I don't really understand how to solve (with generating functions) for the recurrence relation of $$a_n = a_{n-1}+2(n-1)$$ with initial conditions of $a_1 = 2$ when $n \geq 2$
This is what I was thinking,
\begin{align*}
g(x) &= a_0x^0+a_1x^1+a_2x^2+…+a_rx^r+…\\
g(x) &= a_0 + a_1x^1 + \sum^{\infty}_{n=2}a_nx^n\\
g(x) &= 1 + 2x + \sum^{\infty}_{n=2}{(a_{n-1}+2(n-1))x^n}\\
g(x) &= 1 + 2x + \sum^{\infty}_{n=2}a_{n-1}x^n + \sum^{\infty}_{n=2}(2n-2)x^n\\
g(x) &= 1 + 2x + x\sum^{\infty}_{n=1}a_{n-1}x^{n-1} + \sum^{\infty}_{n=2}2n x^n – \sum^{\infty}_{n=2}2x^n\\
g(x) &= 1 + 2x + x\sum^{\infty}_{m=1}a_{m}x^{m} + \sum^{\infty}_{n=2}2 \binom{n}{1}x^n – \sum^{\infty}_{n=2}2x^n\\
g(x) &= 1 + 2x + x(g(x) – a_0) + \sum^{\infty}_{n=2}2 \binom{n}{1}x^n – \sum^{\infty}_{n=2}2x^n\\
\end{align*}
Best Answer
You certainly do not need generating functions for solving $a_n-a_{n-1}=2(n-1)$: it is enough to sum both sides on $n=1,2,\ldots,N$ to get that $a_n$ depends on $\sum_{k=1}^{n}2(k-1)$. The only issue in your case is that the given values of $a_0$ and $a_1$ do not agree with the given recurrence relation.
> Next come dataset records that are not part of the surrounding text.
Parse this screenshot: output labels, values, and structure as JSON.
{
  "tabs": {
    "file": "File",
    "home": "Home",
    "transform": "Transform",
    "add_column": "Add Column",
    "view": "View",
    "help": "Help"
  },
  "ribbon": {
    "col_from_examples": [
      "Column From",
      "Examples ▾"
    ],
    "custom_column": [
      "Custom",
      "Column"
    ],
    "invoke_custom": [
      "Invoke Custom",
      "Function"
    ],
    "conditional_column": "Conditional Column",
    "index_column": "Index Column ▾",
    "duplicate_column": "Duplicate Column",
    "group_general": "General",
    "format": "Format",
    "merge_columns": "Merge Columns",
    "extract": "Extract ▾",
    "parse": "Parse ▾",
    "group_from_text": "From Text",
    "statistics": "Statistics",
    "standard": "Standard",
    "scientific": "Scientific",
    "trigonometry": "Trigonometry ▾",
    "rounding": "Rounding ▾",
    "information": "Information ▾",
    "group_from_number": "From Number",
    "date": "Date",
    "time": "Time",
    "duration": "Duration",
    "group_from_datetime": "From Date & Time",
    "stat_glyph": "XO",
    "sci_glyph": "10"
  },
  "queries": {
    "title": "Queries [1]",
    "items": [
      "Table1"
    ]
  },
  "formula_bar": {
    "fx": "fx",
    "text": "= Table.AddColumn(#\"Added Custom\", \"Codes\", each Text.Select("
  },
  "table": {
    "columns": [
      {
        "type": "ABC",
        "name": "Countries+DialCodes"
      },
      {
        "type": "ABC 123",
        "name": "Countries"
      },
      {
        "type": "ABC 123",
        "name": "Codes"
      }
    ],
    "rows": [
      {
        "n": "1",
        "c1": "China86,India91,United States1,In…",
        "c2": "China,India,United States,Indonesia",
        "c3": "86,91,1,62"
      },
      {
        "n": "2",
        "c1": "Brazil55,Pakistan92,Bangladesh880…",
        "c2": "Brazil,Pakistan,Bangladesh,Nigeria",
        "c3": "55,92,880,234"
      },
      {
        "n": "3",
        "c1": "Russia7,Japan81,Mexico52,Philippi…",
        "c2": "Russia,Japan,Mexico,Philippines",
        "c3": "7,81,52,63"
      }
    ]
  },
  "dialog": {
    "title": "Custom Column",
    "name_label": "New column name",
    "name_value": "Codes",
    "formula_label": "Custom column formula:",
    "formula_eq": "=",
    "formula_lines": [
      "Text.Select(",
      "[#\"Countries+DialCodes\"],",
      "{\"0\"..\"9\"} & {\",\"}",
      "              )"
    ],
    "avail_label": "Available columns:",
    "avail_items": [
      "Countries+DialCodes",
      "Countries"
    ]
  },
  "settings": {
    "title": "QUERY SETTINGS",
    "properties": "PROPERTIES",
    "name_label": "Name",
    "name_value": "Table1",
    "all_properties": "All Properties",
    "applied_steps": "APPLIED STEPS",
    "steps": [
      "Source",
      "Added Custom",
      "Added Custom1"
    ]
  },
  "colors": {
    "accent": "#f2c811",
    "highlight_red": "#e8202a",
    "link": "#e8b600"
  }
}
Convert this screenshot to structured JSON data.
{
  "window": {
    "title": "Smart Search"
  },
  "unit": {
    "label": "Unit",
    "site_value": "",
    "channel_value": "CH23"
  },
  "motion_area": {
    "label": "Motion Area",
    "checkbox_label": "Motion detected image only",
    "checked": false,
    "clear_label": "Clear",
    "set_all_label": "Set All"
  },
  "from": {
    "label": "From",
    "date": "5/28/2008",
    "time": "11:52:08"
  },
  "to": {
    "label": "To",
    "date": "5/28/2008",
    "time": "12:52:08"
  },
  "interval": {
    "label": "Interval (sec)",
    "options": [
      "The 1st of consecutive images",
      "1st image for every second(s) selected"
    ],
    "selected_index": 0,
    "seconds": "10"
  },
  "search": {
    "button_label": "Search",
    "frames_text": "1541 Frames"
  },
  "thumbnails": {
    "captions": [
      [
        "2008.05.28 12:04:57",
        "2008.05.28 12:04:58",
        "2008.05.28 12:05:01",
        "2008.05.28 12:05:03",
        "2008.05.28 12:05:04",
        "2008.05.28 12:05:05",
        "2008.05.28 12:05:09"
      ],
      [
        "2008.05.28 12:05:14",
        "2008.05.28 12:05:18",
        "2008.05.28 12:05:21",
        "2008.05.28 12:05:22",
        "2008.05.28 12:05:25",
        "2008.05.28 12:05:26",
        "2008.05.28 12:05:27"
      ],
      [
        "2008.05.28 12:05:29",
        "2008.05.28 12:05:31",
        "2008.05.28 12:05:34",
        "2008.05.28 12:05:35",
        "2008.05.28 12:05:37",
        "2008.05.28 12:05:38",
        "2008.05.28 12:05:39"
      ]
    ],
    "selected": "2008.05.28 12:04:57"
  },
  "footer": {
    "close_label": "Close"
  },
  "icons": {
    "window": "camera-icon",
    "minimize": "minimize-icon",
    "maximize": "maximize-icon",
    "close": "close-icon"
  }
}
So, let us assume $a_0=\color{red}{2}$ and $a_{n}=a_{n-1}+2(n-1)$ for any $n\geq 1$. By denoting as $f(x)$ the following generating function $$ f(x)=\sum_{n\geq 0} a_n x^n = 2+\sum_{n\geq 1}a_n x^n$$ we have $$ x\cdot f(x) = \sum_{n\geq 0} a_n x^{n+1} = \sum_{n\geq 1} a_{n-1} x^n $$ hence by the recurrence relation $$ (1-x) f(x) = 2+2\sum_{n\geq 1}(n-1)x^n = 2+\frac{2x^2}{(1-x)^2}$$ where the last identity follows from stars and bars in the form $$ \frac{1}{(1-x)^{m+1}}=\sum_{n\geq 0}\binom{n+m}{m}x^n.$$ Since we have $$ f(x) = \frac{2}{1-x}+\frac{2x^2}{(1-x)^3} $$ stars and bars also gives $$ a_n = [x^n]f(x) = 2-n+n^2. $$